Tag: judiciary

Background Briefing: April 3, 2019

 

McConnell Goes Nuclear for the Third Time in Six Years

We begin with Mitch McConnell invoking the “nuclear option” in the senate today following his failure yesterday to get 60 votes to change the rules so that non-Cabinet level executive and district court nominations would only have to face two hours of debate rather than the thirty hours it now takes before a confirmation vote. Lena Zwarensteyn, the fair courts campaign director at The Leadership Conference on Civil and Human Rights joins us to discuss the third time in six years that the Senate Republicans have used this tactic to thwart opposition by the minority by changing Senate procedures to get around the filibuster. Although nobody should be surprised by Senate Majority Leader McConnell’s bare-knuckle tactics since he blocked Obama’s pick for the Supreme Court and essentially stole the seat that Gorsuch now fills, it does mean that Trump, who has been appointing judges at a record pace, can now move even faster.
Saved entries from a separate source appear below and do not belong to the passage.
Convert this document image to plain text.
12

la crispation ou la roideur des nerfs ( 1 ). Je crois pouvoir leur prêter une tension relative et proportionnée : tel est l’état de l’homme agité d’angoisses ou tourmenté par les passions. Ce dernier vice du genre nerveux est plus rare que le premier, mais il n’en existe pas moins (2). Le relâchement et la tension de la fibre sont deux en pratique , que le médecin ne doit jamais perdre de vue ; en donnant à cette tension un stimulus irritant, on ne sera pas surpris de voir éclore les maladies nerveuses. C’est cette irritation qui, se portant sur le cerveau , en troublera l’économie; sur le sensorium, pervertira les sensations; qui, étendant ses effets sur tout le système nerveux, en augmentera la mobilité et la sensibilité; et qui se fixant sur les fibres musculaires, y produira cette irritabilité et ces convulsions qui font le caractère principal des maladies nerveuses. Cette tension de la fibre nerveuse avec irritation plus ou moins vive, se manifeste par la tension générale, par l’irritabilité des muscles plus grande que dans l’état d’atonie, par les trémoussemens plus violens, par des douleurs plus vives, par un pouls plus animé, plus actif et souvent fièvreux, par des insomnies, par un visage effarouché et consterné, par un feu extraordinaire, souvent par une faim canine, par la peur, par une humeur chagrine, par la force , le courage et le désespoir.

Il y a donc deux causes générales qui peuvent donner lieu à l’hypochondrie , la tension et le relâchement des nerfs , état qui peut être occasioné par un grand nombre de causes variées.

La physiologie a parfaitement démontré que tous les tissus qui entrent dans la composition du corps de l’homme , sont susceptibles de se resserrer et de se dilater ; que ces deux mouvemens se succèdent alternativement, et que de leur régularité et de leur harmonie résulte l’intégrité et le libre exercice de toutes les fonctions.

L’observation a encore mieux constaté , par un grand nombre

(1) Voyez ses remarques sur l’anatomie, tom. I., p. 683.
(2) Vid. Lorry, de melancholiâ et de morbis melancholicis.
And in case the power of federal district judges has gone unnoticed, a far-right Republican district judge in Texas alone was able to block the Affordable Care Act which has opened the way for the Trump Administration to try to have Obamacare killed by partisan majorities Trump has installed on the higher courts.

 

The Head of NATO’s Meetings and Why the Public Needs the Mueller Report

Then we speak with Heather Hurlburt, the Director of the New Models of Policy Change project at the New America Foundation’s Political Reform Program.  She joins us to discuss her articles at New York Magazine, “Hiding the Full Mueller Report Is Another Gift to Vladimir Putin” and “If NATO is Going to Survive Trump, and Other Threats, It Must Adapt.” And we assess the meeting the head of NATO had with Trump yesterday and his address to Congress today, as well as make the case that the contents of Mueller’s report on Russia’s election meddling need to be made public so we can protect American democracy going forward.

 

An Emboldened Maduro Strips Guaidó’s Parliamentary Immunity

Then finally we look into moves by an apparently emboldened Maduro who has stripped Venezuela’s alternative leader Guaido of parliamentary immunity and get an update from Alejandro Velasco, a professor at New York University and a historian of modern Latin America who is the author of “Barrio Rising: Urban Popular Politics and the Making of Modern Venezuela”. We discuss how life for the country’s beleaguered citizens is becoming unbearable as they are caught in an outside game, trapped between the hawks in the Trump Administration whose only strategy is to add more pain to the punishment the Venezuelan people are enduring, and Russia and China who are propping up Maduro in the hope of collecting on the debts they are owed.